Is he a black and Tan? I am trying to learn all the colors and what all the words like "saddle back" mean. So excuse me for all the questions. 




















Sorry if this doesn't belong here.


----------



## GatorDog (Aug 17, 2011)

Blanket black and tan.


----------



## tank101 (Mar 30, 2012)

Is he a blanket because the black covers his whole back? And Saddle means the middle of the back?


----------



## Erin S (Jun 24, 2012)

Hmmm... I think I'd be calling him a bi color. When I think of black and tans, I think of saddle backs or blankets. But he's pretty much mostly black with the exception of the tan on his legs and little bit on his face/neck. Someone correct me if I'm wrong, just my guess.


----------



## jprice103 (Feb 16, 2011)

Erin S said:


> Hmmm... I think I'd be calling him a bi color. When I think of black and tans, I think of saddle backs or blankets. But he's pretty much mostly black with the exception of the tan on his legs and little bit on his face/neck. Someone correct me if I'm wrong, just my guess.


Definitely not a bi-color. Bi-colors don't have tan on their faces or behind their ears. This is a blanket back. Sometimes blanket backs can easily be mistaken for a bi-color, but the rule of thumb is no tan on face or behind ears.


----------



## jprice103 (Feb 16, 2011)

Here is a bi-color. As you can see, they are almost all black except for their legs.


----------



## MaggieRoseLee (Aug 17, 2001)

Saddle back is below. Ribs are black but legs/thighs are tan/red

http://www.pedigreedatabase.com/german_shepherd_dog/breedinfo.html


----------



## Freestep (May 1, 2011)

tank101 said:


> Is he a blanket because the black covers his whole back? And Saddle means the middle of the back?

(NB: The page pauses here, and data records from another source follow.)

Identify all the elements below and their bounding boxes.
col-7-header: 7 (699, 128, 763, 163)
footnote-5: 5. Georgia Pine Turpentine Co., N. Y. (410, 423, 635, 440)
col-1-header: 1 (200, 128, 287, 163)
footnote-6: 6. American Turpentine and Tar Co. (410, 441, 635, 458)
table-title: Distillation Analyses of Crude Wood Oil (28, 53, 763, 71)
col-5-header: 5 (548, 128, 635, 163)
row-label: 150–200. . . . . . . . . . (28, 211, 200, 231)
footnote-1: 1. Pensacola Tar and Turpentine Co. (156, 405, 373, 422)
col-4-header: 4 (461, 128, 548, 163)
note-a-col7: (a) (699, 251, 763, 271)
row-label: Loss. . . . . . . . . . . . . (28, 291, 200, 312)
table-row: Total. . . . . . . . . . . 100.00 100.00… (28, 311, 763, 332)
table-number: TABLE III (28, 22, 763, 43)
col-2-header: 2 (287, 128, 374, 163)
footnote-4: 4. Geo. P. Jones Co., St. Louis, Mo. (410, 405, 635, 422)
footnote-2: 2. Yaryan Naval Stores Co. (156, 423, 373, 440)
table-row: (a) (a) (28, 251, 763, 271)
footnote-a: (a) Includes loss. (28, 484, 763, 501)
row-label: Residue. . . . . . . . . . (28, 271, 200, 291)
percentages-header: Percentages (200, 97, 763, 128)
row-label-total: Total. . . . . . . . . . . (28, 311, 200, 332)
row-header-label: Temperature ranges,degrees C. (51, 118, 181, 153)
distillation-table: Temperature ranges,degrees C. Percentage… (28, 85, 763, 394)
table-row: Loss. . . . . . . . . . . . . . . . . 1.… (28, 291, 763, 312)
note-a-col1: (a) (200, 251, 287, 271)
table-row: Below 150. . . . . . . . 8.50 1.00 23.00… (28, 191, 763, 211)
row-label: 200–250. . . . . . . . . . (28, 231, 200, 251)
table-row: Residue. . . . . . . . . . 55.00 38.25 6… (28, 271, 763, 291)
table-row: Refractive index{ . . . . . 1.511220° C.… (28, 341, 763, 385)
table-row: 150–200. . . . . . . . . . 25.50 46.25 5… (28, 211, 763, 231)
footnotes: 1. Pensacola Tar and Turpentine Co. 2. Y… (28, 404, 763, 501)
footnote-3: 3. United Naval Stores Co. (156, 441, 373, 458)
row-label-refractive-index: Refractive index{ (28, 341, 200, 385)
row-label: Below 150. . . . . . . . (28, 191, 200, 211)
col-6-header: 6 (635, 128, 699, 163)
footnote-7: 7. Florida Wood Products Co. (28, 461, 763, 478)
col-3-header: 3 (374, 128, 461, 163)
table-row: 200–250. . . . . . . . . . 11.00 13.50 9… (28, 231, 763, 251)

Exactly! Nice looking dog, too. Where did you get him?


----------



## tank101 (Mar 30, 2012)

Freestep said:


> Exactly! Nice looking dog, too. Where did you get him?



he is not mine, yet but soon to be, I think!! I need the final answer from my dad. He is my aunts and she got him from a breeder but not sure who or where. All I really know about his breeding is, he is from the working lines.


----------



## TaZoR (Jan 26, 2012)

Can I ask how old he is..Its possible his color will change.


----------



## tank101 (Mar 30, 2012)

He's eight(turning nine).


----------



## x0emiroxy0x (Nov 29, 2010)

he is the color beautiful!!!


----------